Condiciones, con honestidad
Tus probabilidades dependen casi por completo del clima. En una tarde cálida, calma y seca de finales de primavera o de verano, la salida es confiable y de verdad impactante. Con un frente frío, una noche de invierno o una tarde lluviosa o ventosa, puedes hacer todo bien y no ver nada: los murciélagos simplemente se quedan en casa. Esto es lo más importante de entender antes de manejar hasta allá: verifica que esté cálido y calmo.
El horario lo es todo. Si llegas muy temprano, esperas en un campo vacío; la salida no empieza hasta que la luz está realmente baja, normalmente 15 a 20 minutos después del atardecer. Si llegas muy tarde, te perdiste la densa cinta inicial, que es la mejor parte.

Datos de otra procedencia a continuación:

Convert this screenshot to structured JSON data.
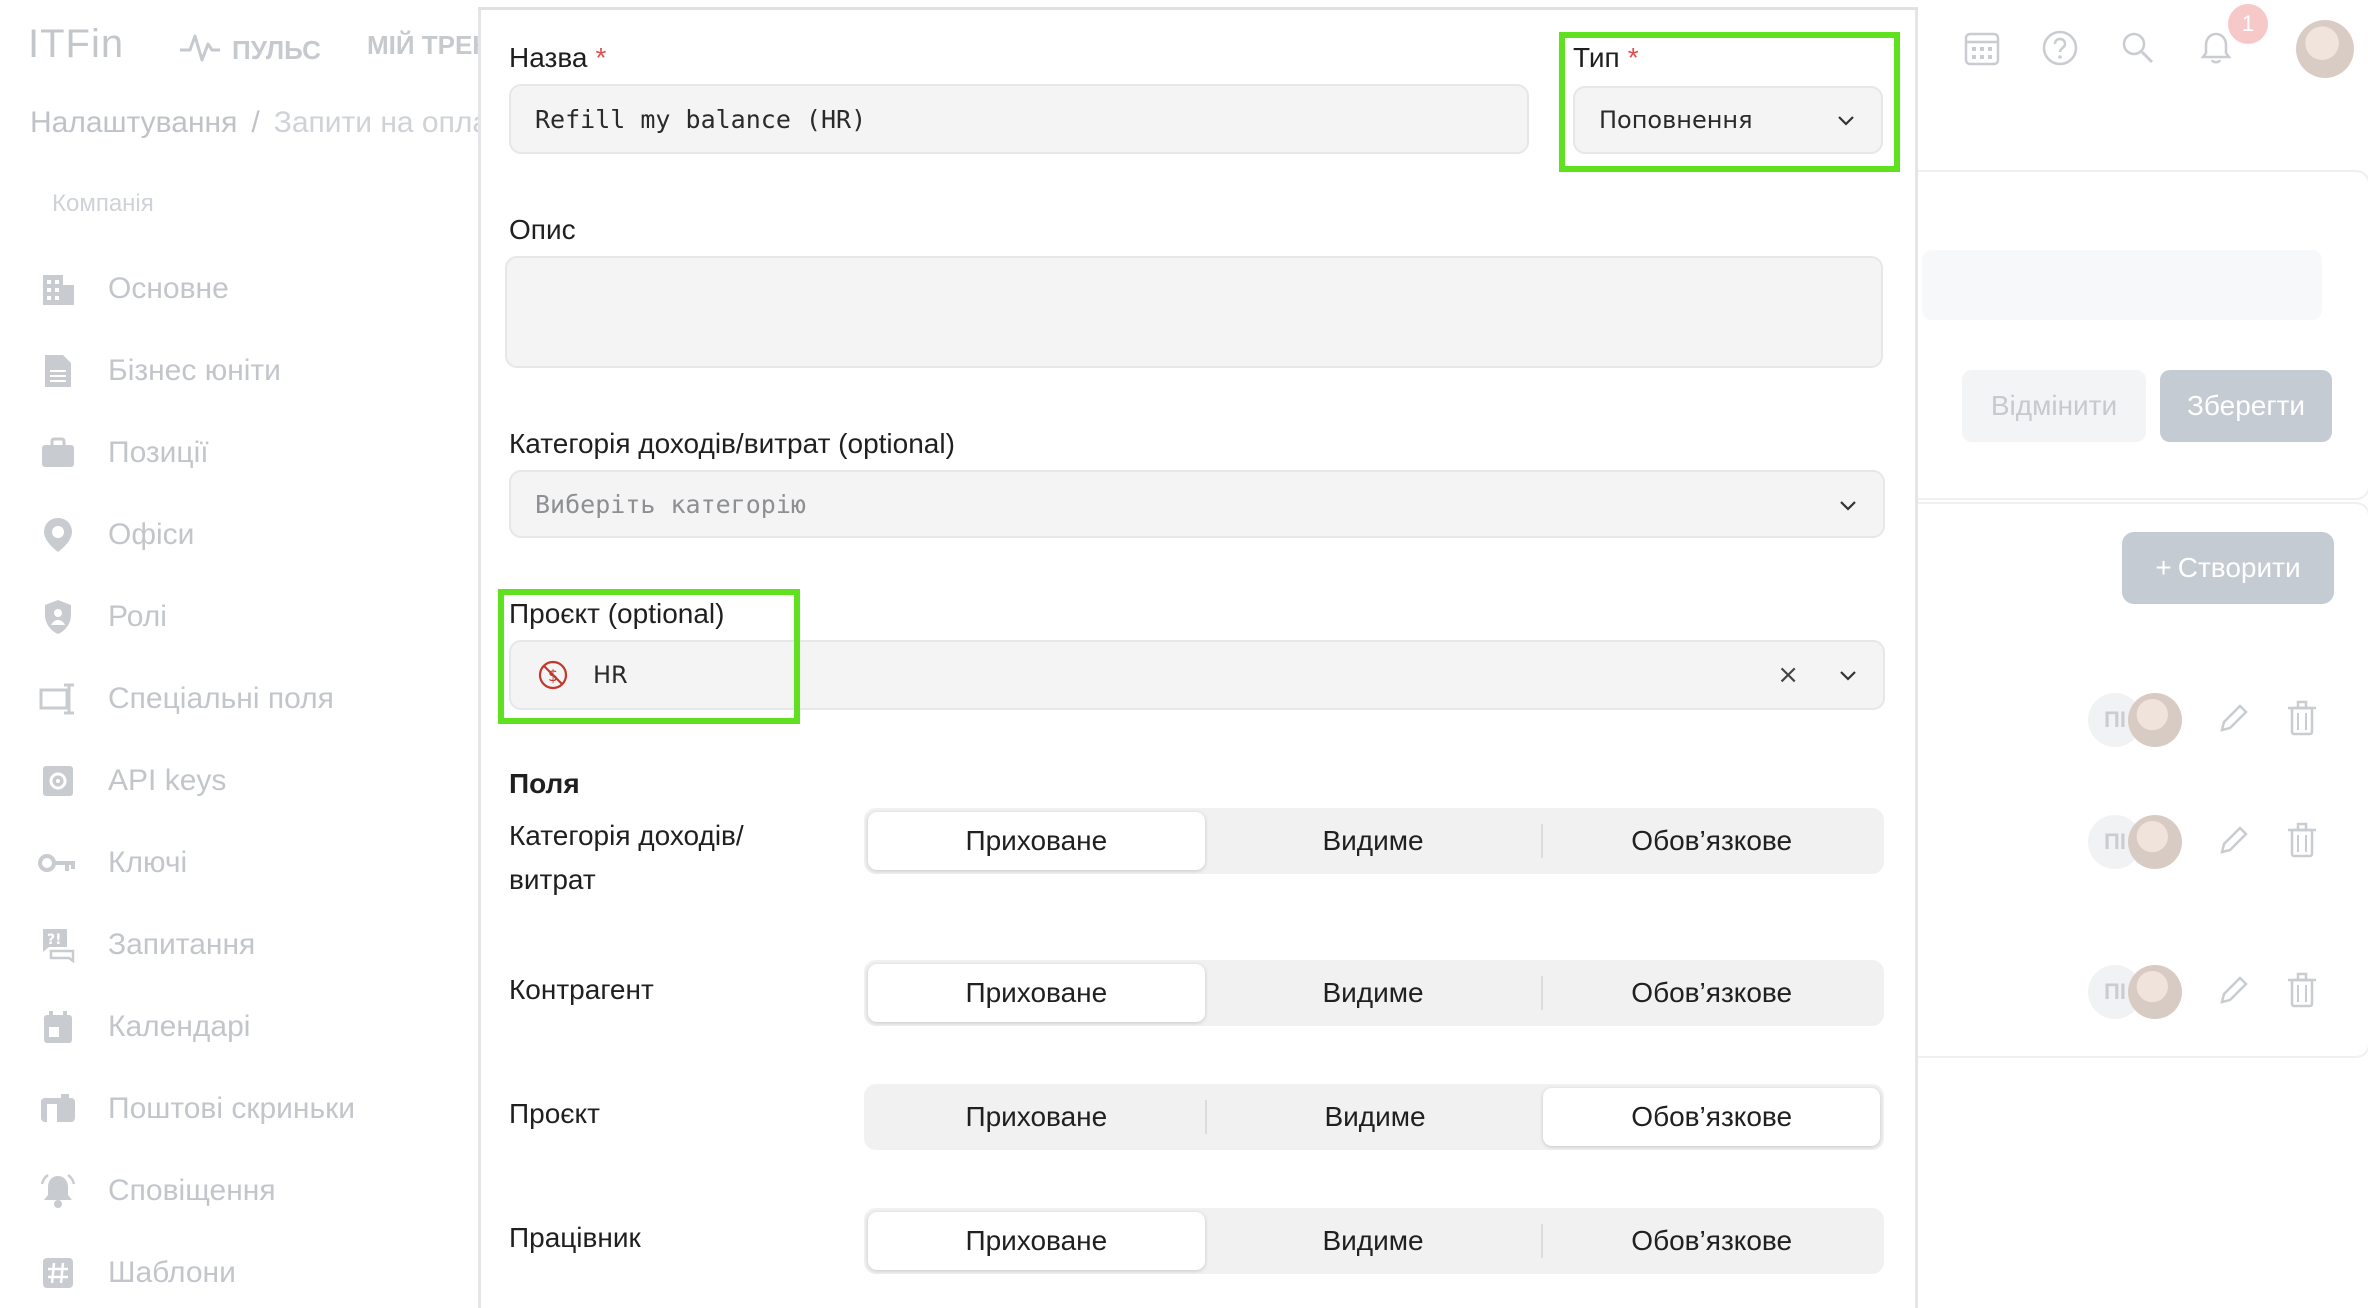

Multitudes: es un ritual local conocido, así que en una tarde de verano perfecta espera a otras personas en el césped: familias, estudiantes, fotógrafos. Rara vez se siente lleno, pero no estás descubriendo un secreto.
Bichos y calor: es una tarde cálida de Florida junto a un lago al anochecer; lleva protección contra mosquitos y espera estar un poco acalorado y rodeado de insectos. (Irónicamente, los murciélagos están trabajando en el problema de los mosquitos sobre tu cabeza.) Puede haber olor a guano cerca de las casas; párate un poco a favor del viento/más atrás y va bien.
Lo que no es
Esto no es un encuentro de cerca. No verás murciélagos de cerca, ni sostendrás uno, ni fotografiarás rostros, y no deberías querer hacerlo. La experiencia es la masa de ellos contra el cielo, no el individuo.
Tampoco es una atracción garantizada y a pedido. No hay horario, ni personal que la encienda, ni fecha alternativa por lluvia. Si necesitas certeza, esta no es tu salida nocturna: es una colonia salvaje en su propio reloj y en el del clima.
Y no es para quien crea que el ambiente silencioso, oscuro y sin tocar es opcional. Si tu idea de observar fauna implica linternas, acercarte o hacer ruido, sáltatelo: solo lo degradarás para los demás y estresarás a la colonia.
Si vas
Pueblo más cercano: Gainesville; está en el propio campus de la UF. Lleva: repelente de mosquitos, una silla plegable, una chaqueta ligera para después del anochecer y paciencia. No necesitas linterna (y no está permitida durante la salida). Revisa el clima primero: cálido, calmo y seco es todo el juego. Combínalo con una caminata diurna alrededor de Lake Alice para reconocer el lugar a la luz del día, y vuelve al anochecer para la salida.